Charles Agar

Cricket information
- Batting: Right-handed
- Bowling: Right-arm medium

Career statistics
| Competition | First-class |
| Matches | 23 |
| Runs scored | 381 |
| Batting average | 11.20 |
| 100s/50s | 0/0 |
| Top score | 48 |
| Balls bowled | 2,911 |
| Wickets | 38 |
| Bowling average | 45.02 |
| 5 wickets in innings | 0 |
| 10 wickets in match | 0 |
| Best bowling | 4/80 |
| Catches/stumpings | 14/– |
- Source: CricketArchive, 6 December 2022

= Charles Agar (cricketer) =

English cricketer

Charles Agar (20 May 1877 – 10 November 1921) was an English first-class cricketer. He was a right-handed batsman and a right-arm medium-pace bowler who played for Leicestershire. He was born in Rothley and died in Southfields, Leicester.

== Career ==
Agar made his debut during the 1898 County Championship season, making a debut innings of 26 before being bowled out by Foster Cunliffe. Thanks in part to this performance he was kept within the team and played on a regular basis throughout the 1898 season, scoring his best bowling figures of 4–80 during his debut season, though he scored a pair in the final match against Warwickshire.

Though Leicestershire finished joint-bottom of the County Championship table, faith was kept in Agar for the following season, though he would maintain his position in the lower order, playing more games during 1899 than in any other season. He also found himself bowling more during this season than any other, and taking his best season average of just over 40. Leicestershire started the season badly and ended in joint thirteenth place in the table.

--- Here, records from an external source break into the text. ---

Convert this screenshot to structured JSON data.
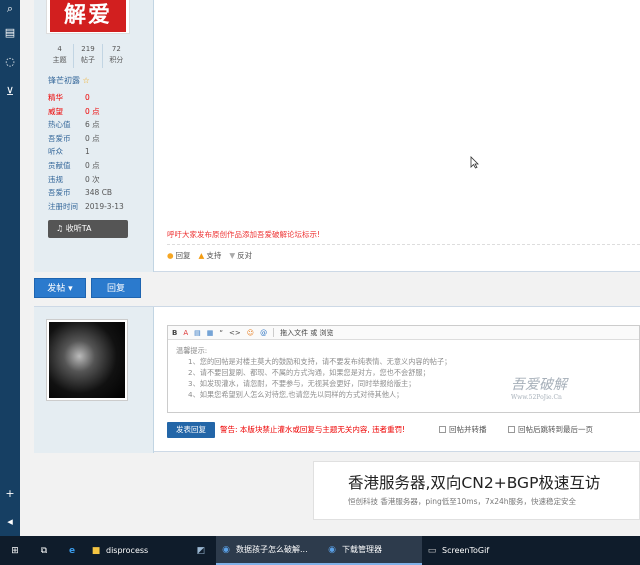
{
  "leftbar": {
    "icons": [
      "search-icon",
      "ebook-icon",
      "chat-icon",
      "cart-icon",
      "plus-icon",
      "collapse-icon"
    ]
  },
  "author": {
    "avatar_text": "解爱",
    "stats": [
      {
        "value": "4",
        "label": "主题"
      },
      {
        "value": "219",
        "label": "帖子"
      },
      {
        "value": "72",
        "label": "积分"
      }
    ],
    "name": "锋芒初露",
    "info": [
      {
        "k": "精华",
        "v": "0",
        "style": "red"
      },
      {
        "k": "威望",
        "v": "0 点",
        "style": "red"
      },
      {
        "k": "热心值",
        "v": "6 点",
        "style": ""
      },
      {
        "k": "吾爱币",
        "v": "0 点",
        "style": ""
      },
      {
        "k": "听众",
        "v": "1",
        "style": ""
      },
      {
        "k": "贡献值",
        "v": "0 点",
        "style": ""
      },
      {
        "k": "违规",
        "v": "0 次",
        "style": ""
      },
      {
        "k": "吾爱币",
        "v": "348 CB",
        "style": ""
      },
      {
        "k": "注册时间",
        "v": "2019-3-13",
        "style": ""
      }
    ],
    "listen_label": "收听TA"
  },
  "post": {
    "notice": "呼吁大家发布原创作品添加吾爱破解论坛标示!",
    "actions": {
      "reply": "回复",
      "support": "支持",
      "oppose": "反对"
    }
  },
  "buttons": {
    "post": "发帖 ▾",
    "reply": "回复"
  },
  "reply_box": {
    "toolbar": [
      "B",
      "A",
      "▤",
      "▦",
      "“",
      "<>",
      "☺",
      "@"
    ],
    "drag_text": "拖入文件 或 浏览",
    "hints_title": "温馨提示:",
    "hints": [
      "1、您的回帖是对楼主莫大的鼓励和支持，请不要发布纯表情、无意义内容的帖子；",
      "2、请不要回复刷、都现、不属的方式沟通，如果您是对方，您也不会舒服；",
      "3、如发现灌水，请忽耐，不要参与，无视其会更好，同时举报给版主；",
      "4、如果您希望别人怎么对待您,也请您先以同样的方式对待其他人；"
    ],
    "watermark": "吾爱破解",
    "watermark_url": "Www.52PoJie.Cn",
    "submit": "发表回复",
    "warning": "警告: 本版块禁止灌水或回复与主题无关内容, 违者重罚!",
    "check1": "回帖并转播",
    "check2": "回帖后跳转到最后一页"
  },
  "ad": {
    "title": "香港服务器,双向CN2+BGP极速互访",
    "subtitle": "恒创科技 香港服务器，ping低至10ms，7x24h服务，快速稳定安全"
  },
  "taskbar": {
    "items": [
      {
        "label": "",
        "icon": "windows-icon"
      },
      {
        "label": "",
        "icon": "task-view-icon"
      },
      {
        "label": "",
        "icon": "edge-icon"
      },
      {
        "label": "disprocess",
        "icon": "folder-icon"
      },
      {
        "label": "",
        "icon": "tool-icon"
      },
      {
        "label": "数据孩子怎么破解...",
        "icon": "browser-icon"
      },
      {
        "label": "下载管理器",
        "icon": "download-icon"
      },
      {
        "label": "ScreenToGif",
        "icon": "screentogif-icon"
      }
    ]
  }
}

1900 was Agar's final season in the side, in which he would make it up from the tailend into the position of a more credible lower-order batsman, finishing not out on a couple of occasions from around seventh in the batting order. In Agar's final game, a draw against Surrey, he scored just three runs, while being very expensive with the ball, with figures in the first innings of 0–105.